Les femmes avaient perdu l’espérance car elles avaient oublié les paroles et la mémoire vivante de Jésus en Galilée. L’Ange les exhorte à s’en souvenir. De même, notre foi «a besoin de revenir en Galilée», de retourner à la source du premier amour.

Ce recentrage est essentiel, «autrement on a une foi de musée, non pas la foi pascale». Or, Jésus n’appartient pas au passé, Il est «une personne vivante», qu’on rencontre dans notre vie, pas dans les livres.

A l’instar des femmes qui quittent le tombeau, le croyant est appelé à «marcher à la rencontre du Vivant». Or, bien souvent, nous nous dirigeons vers nos problèmes et nous nous tournons ensuite vers le Seigneur seulement «pour qu’Il nous aide», courant ainsi le risque de laisser nos besoins, et non le Christ, nous orienter.

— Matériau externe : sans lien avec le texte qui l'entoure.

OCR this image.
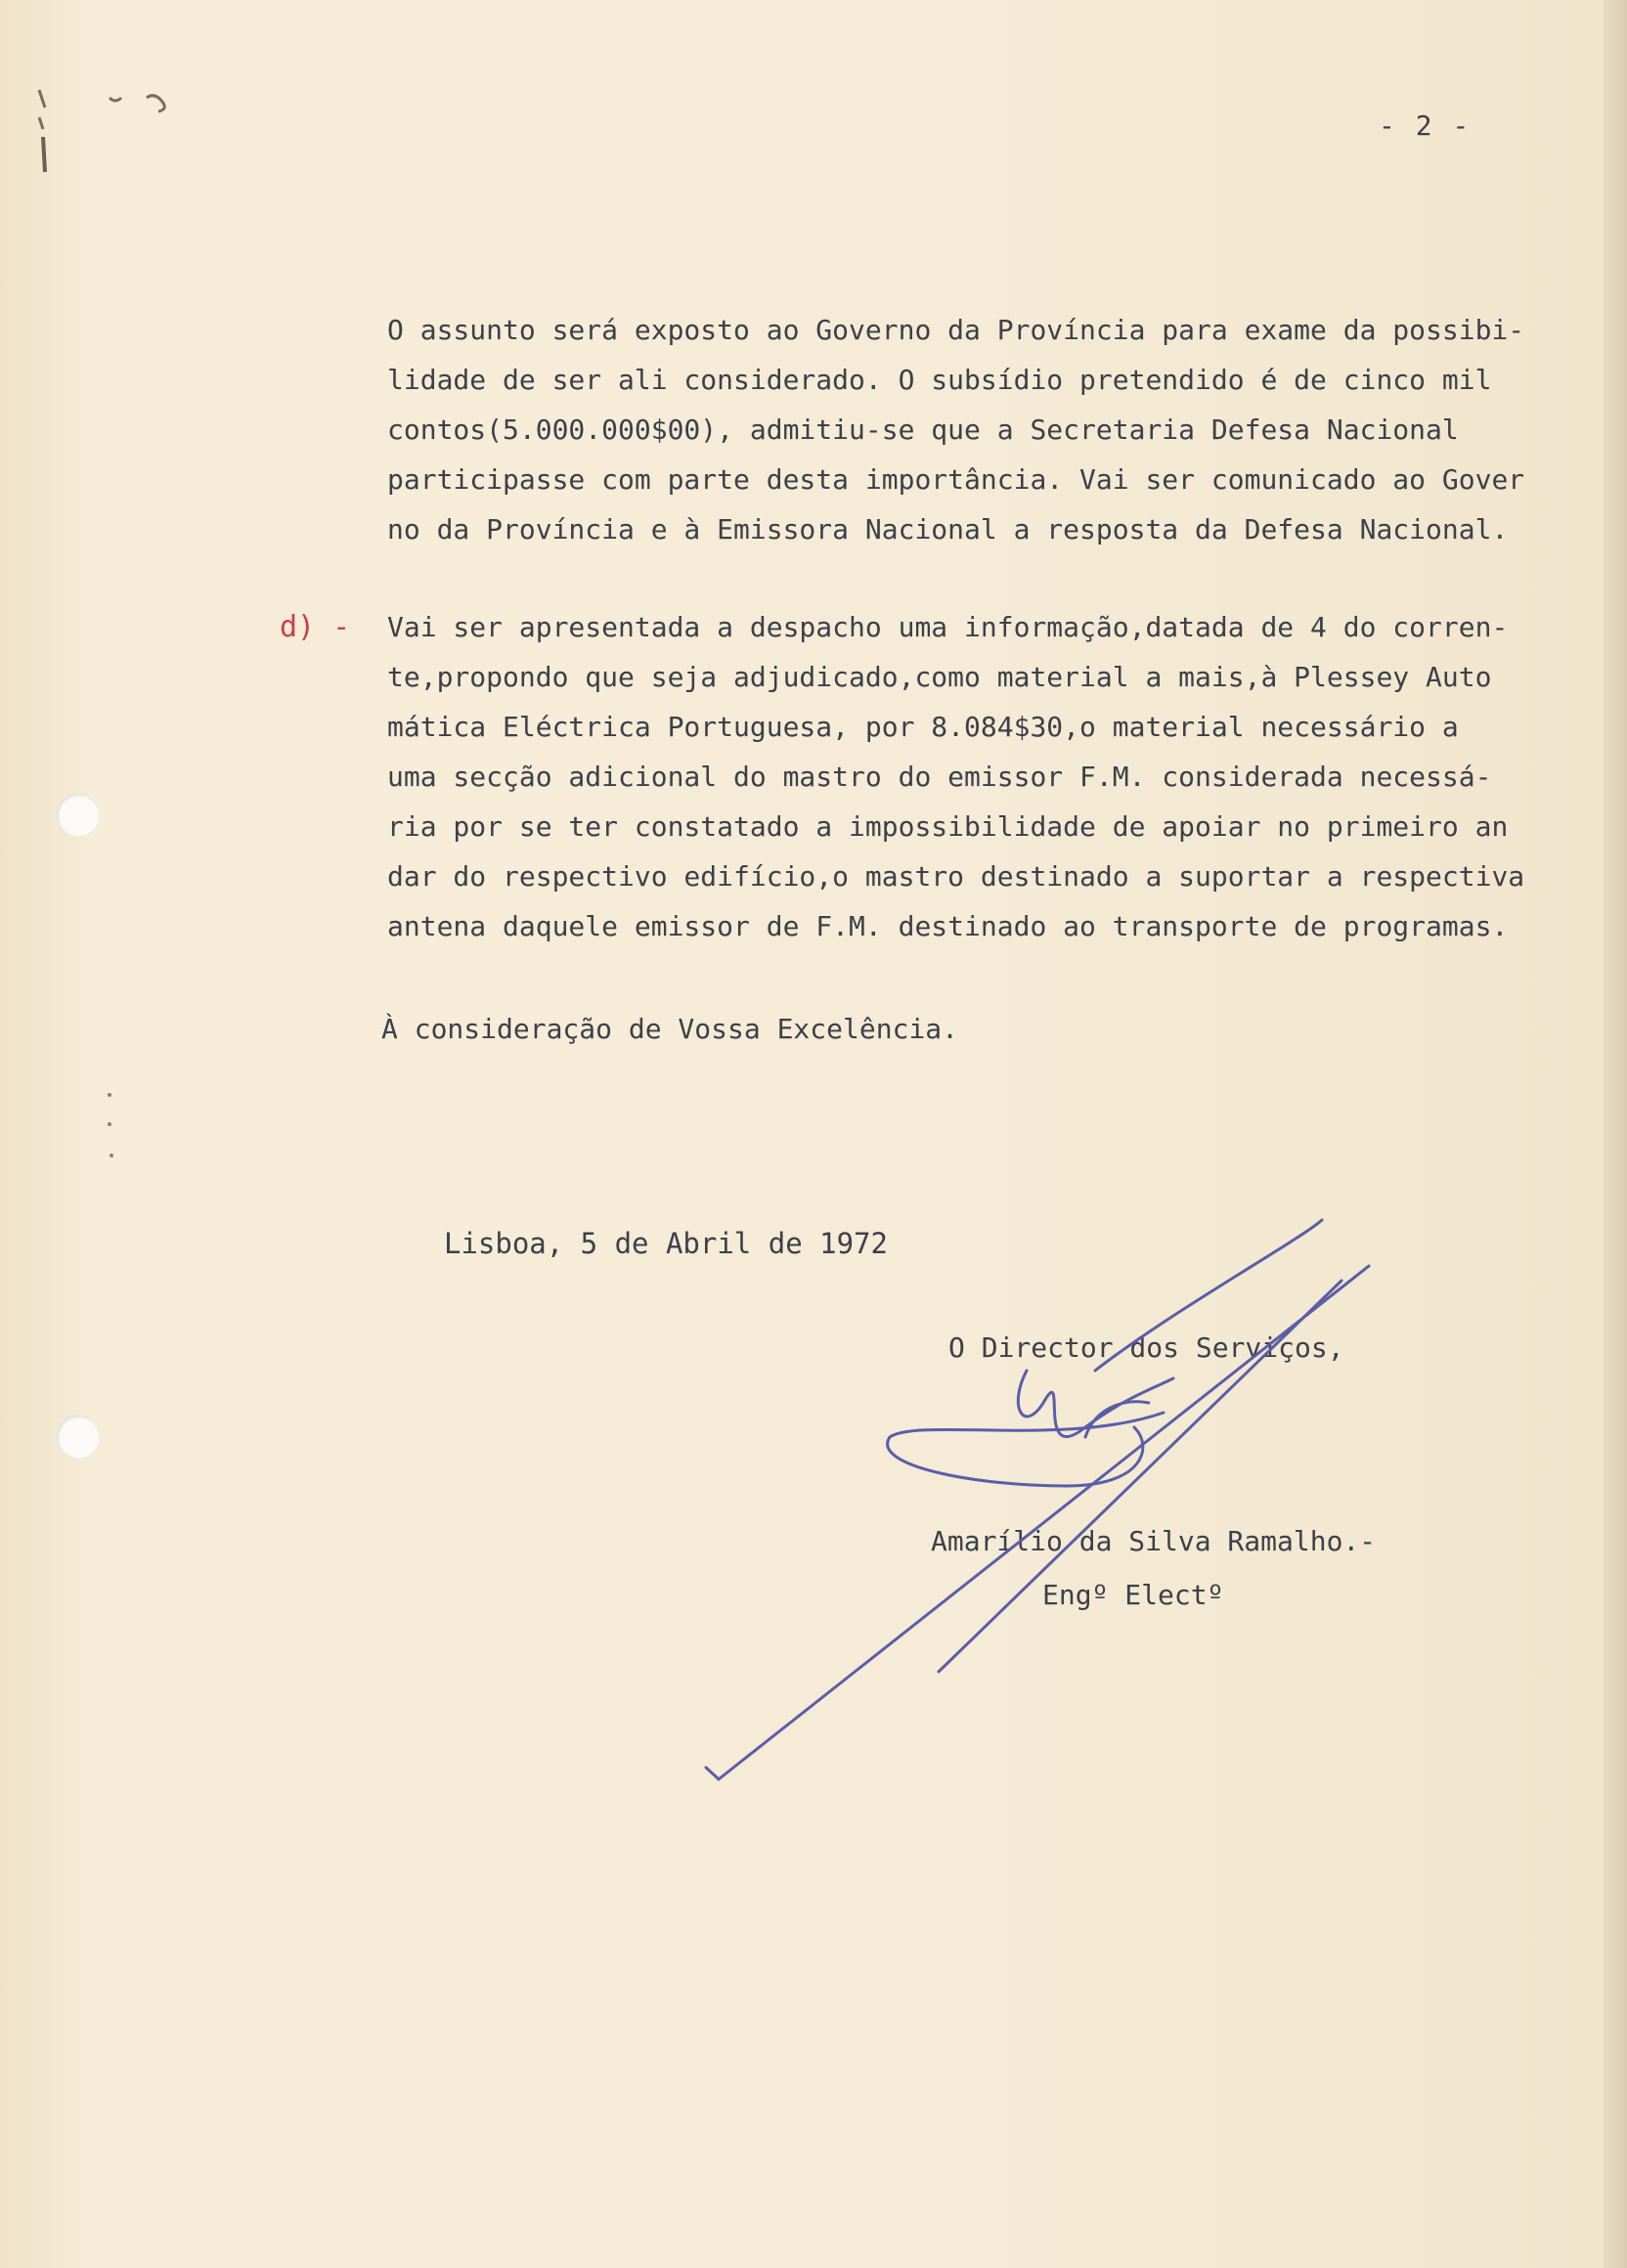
- 2 -
O assunto será exposto ao Governo da Província para exame da possibi-
lidade de ser ali considerado. O subsídio pretendido é de cinco mil
contos(5.000.000$00), admitiu-se que a Secretaria Defesa Nacional
participasse com parte desta importância. Vai ser comunicado ao Gover
no da Província e à Emissora Nacional a resposta da Defesa Nacional.
d) - Vai ser apresentada a despacho uma informação,datada de 4 do corren-
te,propondo que seja adjudicado,como material a mais,à Plessey Auto
mática Eléctrica Portuguesa, por 8.084$30,o material necessário a
uma secção adicional do mastro do emissor F.M. considerada necessá-
ria por se ter constatado a impossibilidade de apoiar no primeiro an
dar do respectivo edifício,o mastro destinado a suportar a respectiva
antena daquele emissor de F.M. destinado ao transporte de programas.
À consideração de Vossa Excelência.
Lisboa, 5 de Abril de 1972
O Director dos Serviços,
Amarílio da Silva Ramalho.-
Engº Electº
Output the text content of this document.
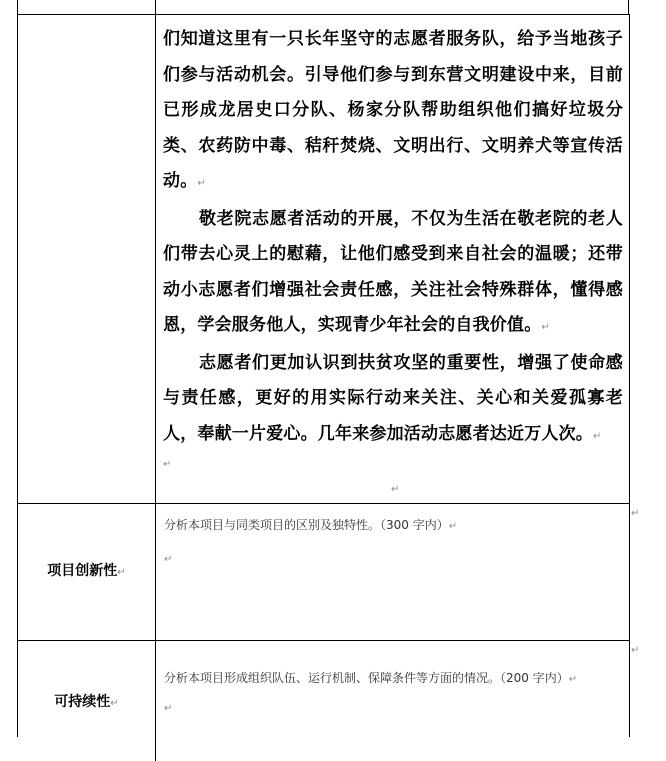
们知道这里有一只长年坚守的志愿者服务队，给予当地孩子们参与活动机会。引导他们参与到东营文明建设中来，目前已形成龙居史口分队、杨家分队帮助组织他们搞好垃圾分类、农药防中毒、秸秆焚烧、文明出行、文明养犬等宣传活动。↵

敬老院志愿者活动的开展，不仅为生活在敬老院的老人们带去心灵上的慰藉，让他们感受到来自社会的温暖；还带动小志愿者们增强社会责任感，关注社会特殊群体，懂得感恩，学会服务他人，实现青少年社会的自我价值。↵

志愿者们更加认识到扶贫攻坚的重要性，增强了使命感与责任感，更好的用实际行动来关注、关心和关爱孤寡老人，奉献一片爱心。几年来参加活动志愿者达近万人次。↵

↵
↵
项目创新性↵
分析本项目与同类项目的区别及独特性。（300 字内）↵
↵
↵
可持续性↵
分析本项目形成组织队伍、运行机制、保障条件等方面的情况。（200 字内）↵
↵
↵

«Combien de fois retournons-nous parmi les morts, sans laisser le Ressuscité nous transformer ?» Donnons au Vivant «une place centrale dans notre vie», demandons la grâce «de ne pas se briser sur les pierres du péché et sur les écueils de la méfiance et de la peur». «Cherchons-Le, Lui, en toute chose et avant tout. Avec lui, nous ressusciterons.

Au cours de la veillée, -divisée en trois temps: liturgie de la Parole, liturgie baptismale et liturgie eucharistique-, le Pape François a baptisé huit catéchumènes originaires d’Italie, d’Albanie, du Pérou, d’Équateur et d’Indonésie.